Rome, Corso d'Italia, 39,
31 août 1899.

Ma Très Révérende Mère,

Que je suis reconnaissant envers votre Révérence de ce qu'elle a eu la bonté de me faire envoyer cette ravissante «Histoire d'une ame»! L'on ne saurait parcourir ces pages sans se sentir remué jusqu'au fond de l'âme par le spectacle d'une vertu si simple, si gracieuse et en même temps si élevée et si héroïque.

Il faut que Notre-Seigneur chérisse singulièrement votre Carmel pour lui avoir fait don d'un tel trésor.
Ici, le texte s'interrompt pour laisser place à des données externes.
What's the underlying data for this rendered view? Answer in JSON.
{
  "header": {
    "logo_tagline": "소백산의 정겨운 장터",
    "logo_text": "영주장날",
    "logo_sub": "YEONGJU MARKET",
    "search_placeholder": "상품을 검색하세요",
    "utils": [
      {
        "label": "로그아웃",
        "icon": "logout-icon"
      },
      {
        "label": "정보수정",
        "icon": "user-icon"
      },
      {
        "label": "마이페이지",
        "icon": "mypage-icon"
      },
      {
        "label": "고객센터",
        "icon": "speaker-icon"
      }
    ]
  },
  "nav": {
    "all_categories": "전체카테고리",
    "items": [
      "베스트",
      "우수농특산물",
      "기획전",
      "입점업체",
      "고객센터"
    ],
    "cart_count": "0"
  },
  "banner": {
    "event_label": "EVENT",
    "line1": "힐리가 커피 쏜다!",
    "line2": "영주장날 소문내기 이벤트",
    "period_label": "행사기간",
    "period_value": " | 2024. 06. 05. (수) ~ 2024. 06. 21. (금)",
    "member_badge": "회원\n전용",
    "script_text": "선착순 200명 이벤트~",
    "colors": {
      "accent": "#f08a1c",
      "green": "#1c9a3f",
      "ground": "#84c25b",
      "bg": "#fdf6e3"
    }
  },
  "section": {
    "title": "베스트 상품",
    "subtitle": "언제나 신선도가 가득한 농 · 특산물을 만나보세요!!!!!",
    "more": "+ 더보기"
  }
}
Il est vrai que cet ange terrestre n'a fait, pour ainsi dire, que s'y montrer un instant, tant il avait hâte d'aller rejoindre ses frères du Ciel et de se reposer sur le Cœur de son unique Amour; mais le cloître qui a eu le bonheur de l'abriter reste embaumé du parfum et éclairé de la trace lumineuse qu'il laisse après lui.

Vous avez cru, ma Très Révérende Mère, que votre Carmel ne devait pas être seul à respirer ce parfum; que cette lumière si brillante et si pure ne pouvait rester cachée dans l'étroite enceinte d'un monastère, mais qu'elle devait étendre au loin son rayonnement bienfaisant: six mille exemplaires enlevés en l'espace d'un petit nombre de mois disent assez que vous ne vous êtes point trompée. Je me suis réjoui en apprenant qu'une nouvelle édition se préparait: elle aura, sans nul doute, le même succès que les précédentes. S'il m'était permis d'exprimer ici un vœu, ma Très Révérende Mère, je demanderais que des plumes exercées s'essayassent bientôt à rendre, en plusieurs langues, la grâce presque inimitable de celle qui a écrit l'Histoire d'une âme: l'Ordre du Carmel tout entier serait ainsi mis en possession de ce que je regarde comme un précieux joyau de famille.

Veuillez agréer, ma Très Révérende Mère, avec la nouvelle expression de ma vive gratitude, l'hommage du religieux respect avec lequel j'ai l'honneur de me dire

De votre Révérence

l'humble serviteur en Notre-Seigneur.